How odd. I checked my concerns with Victor Romero, a professor at Mexico's National University, who concluded that the reported results must have been a "miracle". As he put it, a "religious event" but a statistical impossibility.
There were two explanations, said the professor: either the Lord was fixing the outcome, or operatives of the ruling party were cranking in a massive number of ballots when they realized their man was about to lose.
How could they do it? "Easy peasy," as my kids would say. In Mexico, the choices for president are on their own ballot with no other offices listed. Those who don't want to vote for the president just discard the ballot. There is no real ballot security. In areas without reliable opposition observers (about a third of the nation), anyone can stuff ballots into the loosely-guarded cardboard boxes. (AMLO showed a tape of one of these ballot-stuffing operations caught in the act.)
It's also absurdly easy to remove paper ballots, disqualify them or simply mark them "nulo" ("null," unreadable).
The Trife, the official electoral centurions, rejected AMLO's request to review those precincts that reported the miracle numbers. Nor would the tribunal open and count the nearly one million "null" votes - allegedly "uncountable" votes which totaled four times Calderon's putative plurality.
Mexico's paper ballot, I would note, is the model of clarity - with large images of each party which need only be crossed through. The ruling party would have us believe that a million voters waited in line, took a ballot, made no mark, then deliberately folded the ballot and placed it in the ballot box, pretending they'd voted. Maybe, as in Florida in 2000, those "unreadable" ballots were quite readable. Indeed, the few boxes re-counted showed the "null" ballots marked for AMLO. The Tribunal chose to check no further.
The only precincts the Trife ordered re-counted are those where the tally sheets literally don't tally - precincts in which the arithmetic is off. They refuse even to investigate those precincts where ballot boxes were found in city dumps.

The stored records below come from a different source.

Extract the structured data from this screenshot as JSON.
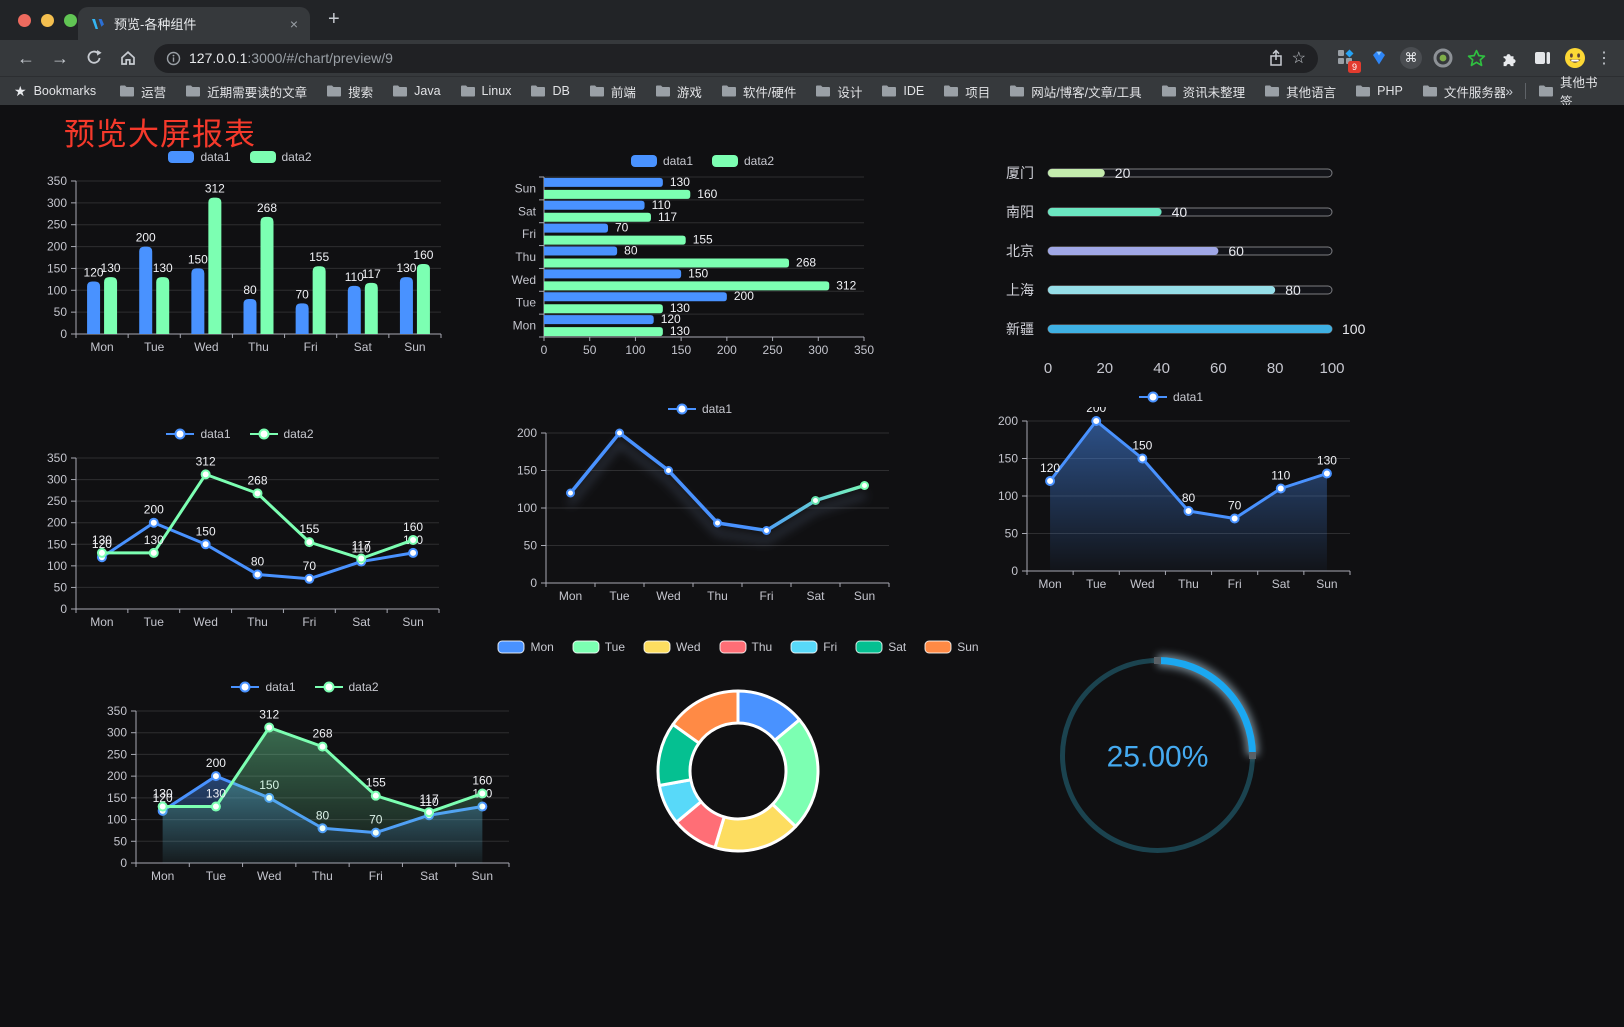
{
  "window": {
    "tab_title": "预览-各种组件"
  },
  "icons": {
    "back": "←",
    "forward": "→",
    "kebab": "⋮",
    "overflow": "»",
    "bookmarks_star": "★",
    "url_star": "☆",
    "cmd": "⌘",
    "tab_close": "×",
    "new_tab": "+"
  },
  "toolbar": {
    "url_host": "127.0.0.1",
    "url_rest": ":3000/#/chart/preview/9",
    "extensions_badge": "9"
  },
  "bookmarks": {
    "label": "Bookmarks",
    "folders": [
      "运营",
      "近期需要读的文章",
      "搜索",
      "Java",
      "Linux",
      "DB",
      "前端",
      "游戏",
      "软件/硬件",
      "设计",
      "IDE",
      "项目",
      "网站/博客/文章/工具",
      "资讯未整理",
      "其他语言",
      "PHP",
      "文件服务器"
    ],
    "other_label": "其他书签"
  },
  "page": {
    "title": "预览大屏报表",
    "title_color": "#f5392b",
    "background": "#101012"
  },
  "chart_data": [
    {
      "id": "bar-grouped",
      "type": "bar",
      "categories": [
        "Mon",
        "Tue",
        "Wed",
        "Thu",
        "Fri",
        "Sat",
        "Sun"
      ],
      "series": [
        {
          "name": "data1",
          "color": "#4992ff",
          "values": [
            120,
            200,
            150,
            80,
            70,
            110,
            130
          ]
        },
        {
          "name": "data2",
          "color": "#7cffb2",
          "values": [
            130,
            130,
            312,
            268,
            155,
            117,
            160
          ]
        }
      ],
      "ylim": [
        0,
        350
      ],
      "ystep": 50,
      "labels": true
    },
    {
      "id": "bar-horizontal",
      "type": "hbar",
      "categories": [
        "Mon",
        "Tue",
        "Wed",
        "Thu",
        "Fri",
        "Sat",
        "Sun"
      ],
      "categories_top_to_bottom": [
        "Sun",
        "Sat",
        "Fri",
        "Thu",
        "Wed",
        "Tue",
        "Mon"
      ],
      "series": [
        {
          "name": "data1",
          "color": "#4992ff",
          "values": [
            120,
            200,
            150,
            80,
            70,
            110,
            130
          ]
        },
        {
          "name": "data2",
          "color": "#7cffb2",
          "values": [
            130,
            130,
            312,
            268,
            155,
            117,
            160
          ]
        }
      ],
      "xlim": [
        0,
        350
      ],
      "xstep": 50,
      "labels": true
    },
    {
      "id": "progress-cities",
      "type": "progress",
      "max": 100,
      "ticks": [
        0,
        20,
        40,
        60,
        80,
        100
      ],
      "items": [
        {
          "label": "厦门",
          "value": 20,
          "color": "#c4ebad"
        },
        {
          "label": "南阳",
          "value": 40,
          "color": "#6be6c1"
        },
        {
          "label": "北京",
          "value": 60,
          "color": "#a0a7e6"
        },
        {
          "label": "上海",
          "value": 80,
          "color": "#96dee8"
        },
        {
          "label": "新疆",
          "value": 100,
          "color": "#3fb1e3"
        }
      ]
    },
    {
      "id": "line-dual",
      "type": "line",
      "categories": [
        "Mon",
        "Tue",
        "Wed",
        "Thu",
        "Fri",
        "Sat",
        "Sun"
      ],
      "series": [
        {
          "name": "data1",
          "color": "#4992ff",
          "values": [
            120,
            200,
            150,
            80,
            70,
            110,
            130
          ]
        },
        {
          "name": "data2",
          "color": "#7cffb2",
          "values": [
            130,
            130,
            312,
            268,
            155,
            117,
            160
          ]
        }
      ],
      "ylim": [
        0,
        350
      ],
      "ystep": 50,
      "labels": true
    },
    {
      "id": "line-gradient",
      "type": "line-gradient",
      "categories": [
        "Mon",
        "Tue",
        "Wed",
        "Thu",
        "Fri",
        "Sat",
        "Sun"
      ],
      "series": [
        {
          "name": "data1",
          "gradient": [
            "#4992ff",
            "#7cffb2"
          ],
          "values": [
            120,
            200,
            150,
            80,
            70,
            110,
            130
          ]
        }
      ],
      "ylim": [
        0,
        200
      ],
      "ystep": 50,
      "labels": false
    },
    {
      "id": "area-single",
      "type": "area",
      "categories": [
        "Mon",
        "Tue",
        "Wed",
        "Thu",
        "Fri",
        "Sat",
        "Sun"
      ],
      "series": [
        {
          "name": "data1",
          "color": "#4992ff",
          "values": [
            120,
            200,
            150,
            80,
            70,
            110,
            130
          ],
          "area": true,
          "area_opacity": 0.5
        }
      ],
      "ylim": [
        0,
        200
      ],
      "ystep": 50,
      "labels": true
    },
    {
      "id": "area-dual",
      "type": "area-dual",
      "categories": [
        "Mon",
        "Tue",
        "Wed",
        "Thu",
        "Fri",
        "Sat",
        "Sun"
      ],
      "series": [
        {
          "name": "data1",
          "color": "#4992ff",
          "values": [
            120,
            200,
            150,
            80,
            70,
            110,
            130
          ],
          "area": true,
          "area_opacity": 0.4
        },
        {
          "name": "data2",
          "color": "#7cffb2",
          "values": [
            130,
            130,
            312,
            268,
            155,
            117,
            160
          ],
          "area": true,
          "area_opacity": 0.38
        }
      ],
      "ylim": [
        0,
        350
      ],
      "ystep": 50,
      "labels": true
    },
    {
      "id": "donut-week",
      "type": "donut",
      "items": [
        {
          "label": "Mon",
          "value": 120,
          "color": "#4992ff"
        },
        {
          "label": "Tue",
          "value": 200,
          "color": "#7cffb2"
        },
        {
          "label": "Wed",
          "value": 150,
          "color": "#fddd60"
        },
        {
          "label": "Thu",
          "value": 80,
          "color": "#ff6e76"
        },
        {
          "label": "Fri",
          "value": 70,
          "color": "#58d9f9"
        },
        {
          "label": "Sat",
          "value": 110,
          "color": "#05c091"
        },
        {
          "label": "Sun",
          "value": 130,
          "color": "#ff8a45"
        }
      ]
    },
    {
      "id": "gauge-percent",
      "type": "gauge",
      "value": 25,
      "label": "25.00%",
      "color": "#1ba8f1",
      "track_color": "#1b434f",
      "text_color": "#45aaf0"
    }
  ]
}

Which suggests that even getting rid of those incerdibly hackable voting machines made by the Republican's friend at Diebold wouldn't necessarily solve problems north of the border. Still, it is still better than the current craziness in America:
Lopez Obrador has put hundreds of thousands in the street week after week demanding, "vota por vota" - recount every vote. But AMLO's supporters can only demand a re-count because the paper ballot makes a recount possible. Were Mexico's elections held on a Diebold special, there would be no way to recount the electrons floating in cyberspace.
...In other words, my fellow gringo activists, we'd better stop fixating on laptop legerdemain and pledge our lives and fortunes to stopping the games played with registration rolls, provisional ballots, absentee ballots, voter ID demands and the less glamorous, yet horribly effective, methods used to suppress, invalidate and otherwise ambush the vote.